Required Qualifications
- Active Top Secret/SCI security clearance (required; candidates must currently hold this clearance).
- 7+ years of experience spanning security engineering and security architecture, with a track record of both designing solutions and building them hands-on in production environments.
- Demonstrated experience both designing and implementing data protection or security architectures across diverse environments — endpoints, file shares, cloud storage, collaboration tools, and on-prem systems.
- Proficiency in scripting and automation (e.g., Python, PowerShell, Bash) to implement controls and operationalize data protection at scale.
- Deep understanding of data classification, handling, and lifecycle protection — including both logical and physical controls — in a classified or regulated environment.
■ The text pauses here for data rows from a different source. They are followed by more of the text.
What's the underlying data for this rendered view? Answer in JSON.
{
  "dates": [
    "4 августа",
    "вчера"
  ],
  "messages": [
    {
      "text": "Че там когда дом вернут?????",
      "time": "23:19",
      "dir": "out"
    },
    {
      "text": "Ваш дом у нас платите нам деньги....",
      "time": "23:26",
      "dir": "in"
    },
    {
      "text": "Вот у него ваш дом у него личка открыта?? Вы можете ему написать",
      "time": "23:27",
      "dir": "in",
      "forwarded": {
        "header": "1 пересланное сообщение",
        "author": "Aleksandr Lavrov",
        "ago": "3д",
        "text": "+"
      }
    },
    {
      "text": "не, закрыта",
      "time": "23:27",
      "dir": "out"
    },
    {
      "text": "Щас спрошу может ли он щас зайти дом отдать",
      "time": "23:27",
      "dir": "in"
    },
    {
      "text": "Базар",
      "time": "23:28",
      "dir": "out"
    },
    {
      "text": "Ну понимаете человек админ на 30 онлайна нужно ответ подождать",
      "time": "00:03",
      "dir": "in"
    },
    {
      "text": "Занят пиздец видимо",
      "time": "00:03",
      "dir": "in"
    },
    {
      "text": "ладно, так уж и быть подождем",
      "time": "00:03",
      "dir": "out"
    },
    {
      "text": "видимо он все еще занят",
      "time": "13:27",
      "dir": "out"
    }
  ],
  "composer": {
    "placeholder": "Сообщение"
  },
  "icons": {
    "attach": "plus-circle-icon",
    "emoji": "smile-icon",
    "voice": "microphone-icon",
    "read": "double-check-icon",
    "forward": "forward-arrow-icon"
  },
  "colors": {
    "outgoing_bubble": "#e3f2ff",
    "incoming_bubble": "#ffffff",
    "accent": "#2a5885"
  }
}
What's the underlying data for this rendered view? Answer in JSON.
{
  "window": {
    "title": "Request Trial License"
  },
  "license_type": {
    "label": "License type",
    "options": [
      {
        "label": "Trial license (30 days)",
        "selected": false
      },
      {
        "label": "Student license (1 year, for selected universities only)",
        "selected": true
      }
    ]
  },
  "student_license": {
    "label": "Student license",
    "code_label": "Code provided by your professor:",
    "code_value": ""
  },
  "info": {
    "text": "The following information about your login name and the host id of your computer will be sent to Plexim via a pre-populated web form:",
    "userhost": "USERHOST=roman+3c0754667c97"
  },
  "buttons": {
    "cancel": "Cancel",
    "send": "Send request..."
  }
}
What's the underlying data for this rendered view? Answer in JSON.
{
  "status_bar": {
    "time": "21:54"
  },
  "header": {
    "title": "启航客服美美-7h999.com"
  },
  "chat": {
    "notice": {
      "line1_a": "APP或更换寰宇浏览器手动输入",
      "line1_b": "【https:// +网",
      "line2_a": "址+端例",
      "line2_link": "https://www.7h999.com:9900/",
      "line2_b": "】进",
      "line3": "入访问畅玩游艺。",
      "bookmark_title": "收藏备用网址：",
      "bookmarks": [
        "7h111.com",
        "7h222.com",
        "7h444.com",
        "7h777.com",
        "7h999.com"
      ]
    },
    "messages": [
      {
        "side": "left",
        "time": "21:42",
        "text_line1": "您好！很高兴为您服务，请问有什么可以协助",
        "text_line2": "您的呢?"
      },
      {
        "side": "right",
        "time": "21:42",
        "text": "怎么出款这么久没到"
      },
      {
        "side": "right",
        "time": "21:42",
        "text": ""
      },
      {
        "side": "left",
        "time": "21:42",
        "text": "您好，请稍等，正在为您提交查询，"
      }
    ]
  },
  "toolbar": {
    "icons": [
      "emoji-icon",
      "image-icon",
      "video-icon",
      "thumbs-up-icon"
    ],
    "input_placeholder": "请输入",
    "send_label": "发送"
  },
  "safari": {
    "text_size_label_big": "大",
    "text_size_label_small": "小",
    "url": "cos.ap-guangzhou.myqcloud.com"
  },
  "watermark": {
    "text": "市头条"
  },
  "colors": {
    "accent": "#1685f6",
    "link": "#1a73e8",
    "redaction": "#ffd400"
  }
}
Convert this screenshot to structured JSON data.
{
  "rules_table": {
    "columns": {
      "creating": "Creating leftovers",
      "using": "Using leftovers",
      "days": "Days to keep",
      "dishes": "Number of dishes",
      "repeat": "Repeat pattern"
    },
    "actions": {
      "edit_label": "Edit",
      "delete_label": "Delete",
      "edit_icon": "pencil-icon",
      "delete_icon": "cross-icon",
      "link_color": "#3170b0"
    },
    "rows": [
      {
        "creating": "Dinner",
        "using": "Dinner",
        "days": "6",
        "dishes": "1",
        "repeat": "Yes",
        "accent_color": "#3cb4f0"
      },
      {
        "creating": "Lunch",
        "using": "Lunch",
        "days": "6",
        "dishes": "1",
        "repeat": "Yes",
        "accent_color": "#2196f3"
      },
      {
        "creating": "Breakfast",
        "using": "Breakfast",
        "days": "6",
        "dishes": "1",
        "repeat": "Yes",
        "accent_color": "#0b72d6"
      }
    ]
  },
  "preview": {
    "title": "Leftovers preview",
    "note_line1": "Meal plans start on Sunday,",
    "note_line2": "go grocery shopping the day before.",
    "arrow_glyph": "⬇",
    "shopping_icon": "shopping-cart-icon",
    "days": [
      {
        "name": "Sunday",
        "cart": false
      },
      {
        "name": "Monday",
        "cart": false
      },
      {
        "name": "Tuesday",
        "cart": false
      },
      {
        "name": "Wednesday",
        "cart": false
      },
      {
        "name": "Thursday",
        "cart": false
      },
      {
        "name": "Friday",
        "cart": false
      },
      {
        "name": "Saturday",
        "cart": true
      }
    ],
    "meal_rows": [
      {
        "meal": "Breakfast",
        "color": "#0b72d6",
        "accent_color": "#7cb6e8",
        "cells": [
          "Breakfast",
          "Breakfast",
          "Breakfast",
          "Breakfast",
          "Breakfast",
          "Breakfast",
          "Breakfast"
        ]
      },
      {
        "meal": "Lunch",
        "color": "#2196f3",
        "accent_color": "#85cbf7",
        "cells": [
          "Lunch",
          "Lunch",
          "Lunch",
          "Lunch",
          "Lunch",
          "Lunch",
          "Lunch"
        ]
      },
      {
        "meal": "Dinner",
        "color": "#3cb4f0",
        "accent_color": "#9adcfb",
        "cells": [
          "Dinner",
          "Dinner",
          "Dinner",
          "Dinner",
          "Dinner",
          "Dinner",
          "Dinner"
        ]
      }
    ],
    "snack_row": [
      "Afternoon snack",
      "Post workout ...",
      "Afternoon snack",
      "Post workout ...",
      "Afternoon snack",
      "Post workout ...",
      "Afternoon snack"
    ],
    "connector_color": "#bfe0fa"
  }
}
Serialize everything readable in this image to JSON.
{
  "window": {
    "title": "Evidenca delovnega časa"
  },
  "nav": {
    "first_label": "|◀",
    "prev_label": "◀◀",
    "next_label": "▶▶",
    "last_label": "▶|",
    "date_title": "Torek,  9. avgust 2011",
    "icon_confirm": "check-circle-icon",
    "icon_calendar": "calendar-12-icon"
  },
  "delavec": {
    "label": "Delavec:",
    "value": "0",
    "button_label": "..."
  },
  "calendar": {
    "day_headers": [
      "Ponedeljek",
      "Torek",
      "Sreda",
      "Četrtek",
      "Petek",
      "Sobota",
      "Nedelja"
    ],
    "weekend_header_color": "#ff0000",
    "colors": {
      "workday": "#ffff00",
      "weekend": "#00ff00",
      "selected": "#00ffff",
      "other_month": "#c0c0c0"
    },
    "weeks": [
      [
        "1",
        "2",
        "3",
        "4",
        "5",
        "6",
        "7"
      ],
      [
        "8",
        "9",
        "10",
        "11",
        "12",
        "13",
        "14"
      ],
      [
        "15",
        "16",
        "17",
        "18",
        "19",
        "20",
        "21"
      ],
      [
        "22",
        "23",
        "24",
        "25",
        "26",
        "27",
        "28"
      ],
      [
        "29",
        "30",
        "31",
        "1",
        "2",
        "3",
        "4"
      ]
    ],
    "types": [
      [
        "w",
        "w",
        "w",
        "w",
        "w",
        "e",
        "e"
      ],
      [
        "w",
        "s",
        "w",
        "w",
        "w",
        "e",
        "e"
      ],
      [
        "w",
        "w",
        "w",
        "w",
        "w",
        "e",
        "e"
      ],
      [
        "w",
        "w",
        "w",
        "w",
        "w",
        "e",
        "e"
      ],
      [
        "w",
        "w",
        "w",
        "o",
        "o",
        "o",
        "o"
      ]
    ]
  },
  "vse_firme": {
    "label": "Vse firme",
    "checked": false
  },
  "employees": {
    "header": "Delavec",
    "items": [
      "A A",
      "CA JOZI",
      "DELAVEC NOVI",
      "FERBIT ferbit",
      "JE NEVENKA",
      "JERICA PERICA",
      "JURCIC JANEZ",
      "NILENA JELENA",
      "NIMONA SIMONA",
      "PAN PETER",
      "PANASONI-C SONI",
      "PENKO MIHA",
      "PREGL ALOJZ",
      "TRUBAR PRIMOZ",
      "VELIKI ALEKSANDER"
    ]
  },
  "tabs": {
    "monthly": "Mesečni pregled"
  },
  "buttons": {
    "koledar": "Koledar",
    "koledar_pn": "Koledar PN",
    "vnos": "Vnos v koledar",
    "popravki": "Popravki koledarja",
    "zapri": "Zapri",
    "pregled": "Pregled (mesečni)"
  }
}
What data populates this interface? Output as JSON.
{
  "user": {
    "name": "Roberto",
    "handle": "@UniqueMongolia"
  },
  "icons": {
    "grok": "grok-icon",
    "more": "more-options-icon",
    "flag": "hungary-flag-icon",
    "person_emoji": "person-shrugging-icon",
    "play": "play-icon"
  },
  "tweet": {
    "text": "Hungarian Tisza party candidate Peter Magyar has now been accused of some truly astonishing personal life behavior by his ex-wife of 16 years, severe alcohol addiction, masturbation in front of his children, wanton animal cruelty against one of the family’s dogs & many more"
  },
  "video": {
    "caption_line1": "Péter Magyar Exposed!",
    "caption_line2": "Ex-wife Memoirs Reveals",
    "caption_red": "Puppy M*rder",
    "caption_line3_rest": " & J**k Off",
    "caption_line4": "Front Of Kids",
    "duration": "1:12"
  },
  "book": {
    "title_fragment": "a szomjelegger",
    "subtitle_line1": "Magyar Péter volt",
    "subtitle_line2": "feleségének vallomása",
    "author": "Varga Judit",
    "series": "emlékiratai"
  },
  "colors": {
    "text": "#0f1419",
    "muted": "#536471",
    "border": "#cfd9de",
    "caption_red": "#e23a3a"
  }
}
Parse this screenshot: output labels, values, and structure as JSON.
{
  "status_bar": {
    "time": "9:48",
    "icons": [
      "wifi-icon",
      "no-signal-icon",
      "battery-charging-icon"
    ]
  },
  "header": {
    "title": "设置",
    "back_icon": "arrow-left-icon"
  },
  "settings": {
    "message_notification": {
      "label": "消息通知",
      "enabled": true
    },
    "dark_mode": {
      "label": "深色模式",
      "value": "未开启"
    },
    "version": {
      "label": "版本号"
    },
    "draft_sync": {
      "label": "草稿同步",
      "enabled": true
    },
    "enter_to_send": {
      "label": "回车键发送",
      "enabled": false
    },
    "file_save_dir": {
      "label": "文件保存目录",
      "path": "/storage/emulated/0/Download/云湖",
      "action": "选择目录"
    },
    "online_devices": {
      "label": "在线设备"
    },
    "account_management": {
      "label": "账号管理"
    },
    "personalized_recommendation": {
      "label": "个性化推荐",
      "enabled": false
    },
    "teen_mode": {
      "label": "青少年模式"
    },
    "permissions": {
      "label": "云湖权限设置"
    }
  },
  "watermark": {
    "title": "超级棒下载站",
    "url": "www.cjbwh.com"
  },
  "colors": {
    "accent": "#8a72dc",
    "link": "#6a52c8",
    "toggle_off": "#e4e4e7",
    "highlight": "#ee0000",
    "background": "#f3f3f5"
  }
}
- Proven ability to lead architecture and process work end to end in ambiguous, greenfield settings — setting technical direction, aligning stakeholders and engineers, and influencing without formal authority.
Preferred Qualifications
- Experience supporting classified programs or working within a U.S. government / defense contractor security environment.
- Experience applying security and data governance frameworks (e.g., NIST 800-53/800-171, CMMC, zero-trust) to architecture and policy decisions.
- Experience designing and deploying data protection controls (e.g., DLP, encryption, access governance) and the detections that monitor them.
- Experience standing up a new security or data protection practice and driving it across a cross-functional organization.
- Experience mentoring engineers and setting technical standards that outlast any single project.
- Relevant certifications (e.g., CISSP, CISSP-ISSAP, CCSP, Security+, or equivalent architecture/governance credentials).